Por: Fernando Molica

O aumento de penas se voltou contra seus defensores

O ministro do Supremo Tribunal Federal, Alexandre de Moraes | Foto: Marcelo Camargo/Agência Brasil

Os muitos anos de prisão impostos pelo Supremo Tribunal Federal a condenados pelo 8 de Janeiro são o principal argumento dos defensores da anistia. As penas são mesmo pesadas, mas fazem parte de uma cultura de aumento do tempo de prisão tão defendida pela direita.  

Na campanha, o prefeito Ricardo Nunes (MDB) cobrou diversas vezes de Guilherme Boulos (Psol) sua ausência do plenário da Câmara durante a votação de projeto que aumenta a pena para condenados por roubo e furto — praticamente, só deputados de esquerda foram contra.

Como mostrou a coluna Correio Bastidores, parlamentares bolsonaristas foram contra o projeto que, ao substituir a Lei de Segurança Nacional, tipificou, entre outros, os crimes de tentativa de abolição violenta do Estado Democrático de Direito e de golpe de Estado.

Mas a lei, que prevê até 12 anos de reclusão, foi sancionada pelo então presidente Jair Bolsonaro. É razoável que se questione a aplicação de penas que somam 17 de anos de cadeia a pessoas que, apesar de terem participado da tentativa de golpe e da depredação de sedes de poderes, não foram autoras da conspiração.

Mas a pregação de penas cada vez maiores para praticamente todos os crimes acabou contaminando o ambiente jurídico-institucional. Uma gritaria tão efetiva que sufoca os especialistas que insistem em outro viés: o que constrange o criminoso não é o tempo de cadeia, mas a certeza de que não haverá impunidade.

Os que divergem de penas cada vez mais longas e do encarceramento massivo são chamados de defensores de bandidos.

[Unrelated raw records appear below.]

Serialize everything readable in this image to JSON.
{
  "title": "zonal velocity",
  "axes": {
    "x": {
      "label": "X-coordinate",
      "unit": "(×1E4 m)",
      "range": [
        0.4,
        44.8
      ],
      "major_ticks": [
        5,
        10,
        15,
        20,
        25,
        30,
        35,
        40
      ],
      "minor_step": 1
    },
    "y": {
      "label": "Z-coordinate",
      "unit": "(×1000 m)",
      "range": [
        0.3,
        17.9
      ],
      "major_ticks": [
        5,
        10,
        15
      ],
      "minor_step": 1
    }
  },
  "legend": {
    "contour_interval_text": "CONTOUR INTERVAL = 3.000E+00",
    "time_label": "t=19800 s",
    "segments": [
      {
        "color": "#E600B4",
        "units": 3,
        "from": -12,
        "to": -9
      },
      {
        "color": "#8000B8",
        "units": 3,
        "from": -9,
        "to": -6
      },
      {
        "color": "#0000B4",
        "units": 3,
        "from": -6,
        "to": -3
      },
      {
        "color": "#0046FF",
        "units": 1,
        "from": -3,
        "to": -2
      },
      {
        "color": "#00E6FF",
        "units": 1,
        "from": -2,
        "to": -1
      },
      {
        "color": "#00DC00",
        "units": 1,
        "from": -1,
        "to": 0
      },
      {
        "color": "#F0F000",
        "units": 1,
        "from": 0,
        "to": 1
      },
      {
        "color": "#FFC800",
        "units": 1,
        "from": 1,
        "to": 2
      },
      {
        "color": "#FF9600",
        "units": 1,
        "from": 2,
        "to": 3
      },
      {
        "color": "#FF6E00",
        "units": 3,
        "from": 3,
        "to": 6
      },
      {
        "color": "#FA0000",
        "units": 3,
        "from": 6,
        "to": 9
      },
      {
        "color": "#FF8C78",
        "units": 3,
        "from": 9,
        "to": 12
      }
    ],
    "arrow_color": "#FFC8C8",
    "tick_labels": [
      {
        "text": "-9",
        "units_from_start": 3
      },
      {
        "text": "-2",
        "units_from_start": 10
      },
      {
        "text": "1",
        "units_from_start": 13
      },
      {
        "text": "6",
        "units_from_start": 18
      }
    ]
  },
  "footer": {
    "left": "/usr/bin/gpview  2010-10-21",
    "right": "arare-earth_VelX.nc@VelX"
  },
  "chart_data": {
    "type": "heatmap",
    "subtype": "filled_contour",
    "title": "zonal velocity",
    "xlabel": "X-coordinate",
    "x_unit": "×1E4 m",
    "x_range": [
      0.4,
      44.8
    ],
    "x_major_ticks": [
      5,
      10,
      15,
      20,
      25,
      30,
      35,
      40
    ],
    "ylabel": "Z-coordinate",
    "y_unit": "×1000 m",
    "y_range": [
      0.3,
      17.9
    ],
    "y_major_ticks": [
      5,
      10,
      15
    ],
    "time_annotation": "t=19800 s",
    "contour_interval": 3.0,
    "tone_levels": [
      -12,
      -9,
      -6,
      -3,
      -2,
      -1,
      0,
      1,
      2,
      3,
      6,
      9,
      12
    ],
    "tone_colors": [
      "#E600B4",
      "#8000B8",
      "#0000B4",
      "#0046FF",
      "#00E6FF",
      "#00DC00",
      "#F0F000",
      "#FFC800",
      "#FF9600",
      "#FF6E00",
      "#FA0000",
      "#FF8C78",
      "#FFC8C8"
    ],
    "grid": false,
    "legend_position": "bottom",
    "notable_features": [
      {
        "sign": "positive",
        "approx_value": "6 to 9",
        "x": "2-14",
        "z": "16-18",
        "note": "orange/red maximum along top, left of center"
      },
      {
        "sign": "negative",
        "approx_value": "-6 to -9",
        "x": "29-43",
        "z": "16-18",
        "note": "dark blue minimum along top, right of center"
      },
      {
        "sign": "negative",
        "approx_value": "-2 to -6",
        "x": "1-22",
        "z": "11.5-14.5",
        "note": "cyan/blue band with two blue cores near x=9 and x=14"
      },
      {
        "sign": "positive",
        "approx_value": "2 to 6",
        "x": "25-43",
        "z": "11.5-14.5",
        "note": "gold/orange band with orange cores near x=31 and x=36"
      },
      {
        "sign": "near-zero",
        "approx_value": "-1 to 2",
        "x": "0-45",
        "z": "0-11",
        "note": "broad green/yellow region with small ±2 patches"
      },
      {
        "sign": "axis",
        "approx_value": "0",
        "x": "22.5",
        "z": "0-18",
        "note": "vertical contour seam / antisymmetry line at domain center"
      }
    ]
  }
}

Ouvem que deveriam levar criminosos pra casa, que não agiriam desse jeito caso suas filhas fossem estuprada.

Uma discussão que deveria ser técnica, virou apenas emocional. Os políticos sabem que conseguirão mais likes e votos se defenderem aumento de penas para a maior parte dos crimes (a exceção fica para casos que lhes interessam, como a lei diminuiu as situações de improbidade administrativa).

Fenômeno parecido aconteceu com a proibição de que presos em regime semiaberto possam visitar suas famílias. Setores conservadores conseguiram emplacar o apelido de "saidinha" a essa concessão. Ignoraram estatísticas sobre o baixo não retorno dos beneficiados, aprovaram a interdição e derrubaram o veto de Lula. 

Só que pau que dá em Luiz dá em Jair. Caso a anistia não saia, a lei vai impedir que condenados pela intentona de 2023 tenham, dentro de alguns anos, o direito de visitar suas famílias. Não haverá exceções para os supostos patriotas, os autoproclamados homens e mulheres de bem.

A ânsia pelo encarceramento está ligada a uma característica muito evidente na sociedade brasileira, à nossa tradição escravocrata de punir apenas pretos e pobres. Para estes, quanto mais isolamento, melhor. 

Pode-se alegar que os golpistas não cometeram crimes tão graves quanto homicídios e assaltos à mão armada. Tudo depende da ótica — aqueles que trabalharam pela implantação de uma ditadura sabem das mortes, torturas e desaparecimentos que fazem parte do cardápio de qualquer regime autoritário. Quem pede golpe militar é cúmplice dos crimes que serão cometidos por ditadores.

É justa a tentativa de se buscar formas de se rediscutir penas aplicadas, mas não pode haver anistia para crimes contra a liberdade cometidos em plena vigência da democracia. Diferentemente de quem foi preso na ditadura, os golpistas tinham ampla liberdade de se manifestarem pacificamente, mas decidiram partir pra quebradeira.

É provável que os presos pela intentona também tenham advogado por mais tempo de cadeia para terceiros: nunca imaginaram seriam vítimas de suas próprias propostas.